“Non vi voglio lasciare senza padre e senza marito. Per questo vi porto con me“. Lo ha scritto in una lettera Mauro Agrosì, il poliziotto di 50 anni che ha ucciso con un colpo di pistola la moglie e le due figlie, di 10 e 14 anni. L’agente ha poi telefonato ai colleghi confessando il gesto, quindi si è tolto la vita. Al 113 ha detto: “Venite a casa mia, vi lascio la porta aperta, ho ucciso tutti“. L’agente ha usato la pistola d’ordinanza e un cuscino per ottenere l’effetto silenziatore. È tutto avvenuto poco prima delle 7 a Cornigliano in provincia di Genova

Prima ha ucciso la figlia più piccola che dormiva nel letto a castello più basso; poi la più grande. Infine Agrosì è andato nella sua camera da letto e ha tolto la vita alla moglie con due colpi di pistola alla testa e uno al cuore. Dopo la chiamata ai colleghi si è ucciso. Questa la ricostruzione dell’accaduto che è stata fatta dalla squadra mobile. Probabilmente le ragazze e la donna sono state sedate la sera prima: la figlia più grande e la moglie sono state infatti trovate ancora nella posizione del sonno.

Dietro all’omicidio-suicidio, secondo gli inquirenti, ci sarebbero dei debiti di gioco: il poliziotto sarebbe stato un giocatore compulsivo di lotterie istantanee. A quanto risulta Agrosì aveva chiesto un prestito in banca. Non si sa se la cifra chiesta, non ancora quantificata, servisse per ripianare debiti di gioco o semplicemente per l’ordinaria gestione dell’economia familiare. “Quello che emerge – ha detto il procuratore capo di Genova Francesco Cozzi – è la concezione di indispensabilità di se stesso. L’idea che non sia concepibile che moglie e figlie potessero vivere senza di lui”. Gli agenti però stanno interrogando familiari, amici e colleghi per cercare di ricostruire la vita della coppia. L’ammontare dei debiti infatti non sarebbe tale da giustificare quanto successo.

Agrosì lavorava nel sesto reparto mobile di Bolzaneto come tecnico dei computer perché da anni aveva scelto, partecipando e superando un concorso, di non rivestire più ruoli operativi.
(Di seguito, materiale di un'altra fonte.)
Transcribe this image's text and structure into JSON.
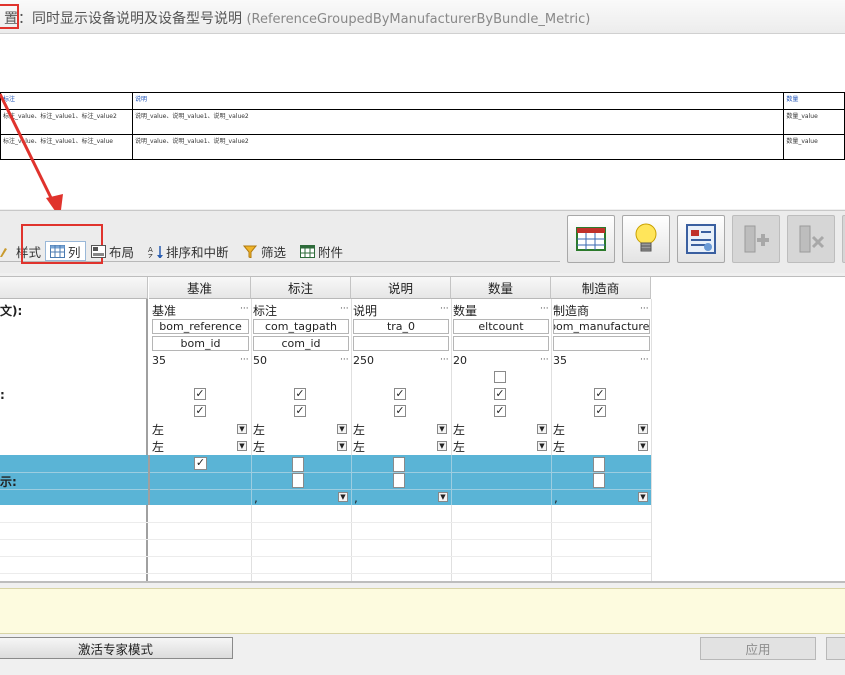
{
  "window": {
    "title_prefix": "置：",
    "title_cn": "同时显示设备说明及设备型号说明",
    "title_en": "(ReferenceGroupedByManufacturerByBundle_Metric)"
  },
  "preview": {
    "headers": [
      "标注",
      "说明",
      "数量"
    ],
    "rows": [
      [
        "标注_value、标注_value1、标注_value2",
        "说明_value、说明_value1、说明_value2",
        "数量_value"
      ],
      [
        "标注_value、标注_value1、标注_value",
        "说明_value、说明_value1、说明_value2",
        "数量_value"
      ]
    ]
  },
  "toolbar": {
    "tabs": [
      {
        "label": "样式",
        "icon": "brush-icon"
      },
      {
        "label": "列",
        "icon": "table-columns-icon"
      },
      {
        "label": "布局",
        "icon": "layout-icon"
      },
      {
        "label": "排序和中断",
        "icon": "sort-az-icon"
      },
      {
        "label": "筛选",
        "icon": "funnel-icon"
      },
      {
        "label": "附件",
        "icon": "attachment-table-icon"
      }
    ],
    "buttons": [
      {
        "icon": "table-grid-icon"
      },
      {
        "icon": "lightbulb-icon"
      },
      {
        "icon": "properties-form-icon"
      },
      {
        "icon": "add-column-icon"
      },
      {
        "icon": "remove-column-icon"
      }
    ]
  },
  "grid": {
    "column_headers": [
      "基准",
      "标注",
      "说明",
      "数量",
      "制造商"
    ],
    "row_labels": [
      "文):",
      "",
      "",
      "",
      "",
      ":",
      "",
      "",
      "",
      "",
      "示:",
      ""
    ],
    "names": [
      "基准",
      "标注",
      "说明",
      "数量",
      "制造商"
    ],
    "fields": [
      "bom_reference",
      "com_tagpath",
      "tra_0",
      "eltcount",
      "bom_manufacturer"
    ],
    "fields2": [
      "bom_id",
      "com_id",
      "",
      "",
      ""
    ],
    "widths": [
      "35",
      "50",
      "250",
      "20",
      "35"
    ],
    "align1": [
      "左",
      "左",
      "左",
      "左",
      "左"
    ],
    "align2": [
      "左",
      "左",
      "左",
      "左",
      "左"
    ],
    "sep": [
      "",
      ",",
      ",",
      "",
      ","
    ],
    "ellipsis": "···"
  },
  "footer": {
    "expert_mode": "激活专家模式",
    "apply": "应用"
  }
}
I colleghi lo descrivono come una persona equilibrata: non aveva mai mostrati atteggiamenti che potessero lasciar presagire quanto ha fatto.

L’omicidio-suicidio ricorda un episodio analogo avvenuto nella stessa zona di Cornigliano nel 2003, con protagonista anche allora un poliziotto. L’ispettore Saverio Galoppo, 47 anni, depresso a causa della separazione dalla moglie e per non poter vivere con i figli, uccise con la pistola di ordinanza la donna e i bimbi di 8 e 4 anni, prima di togliersi la vita.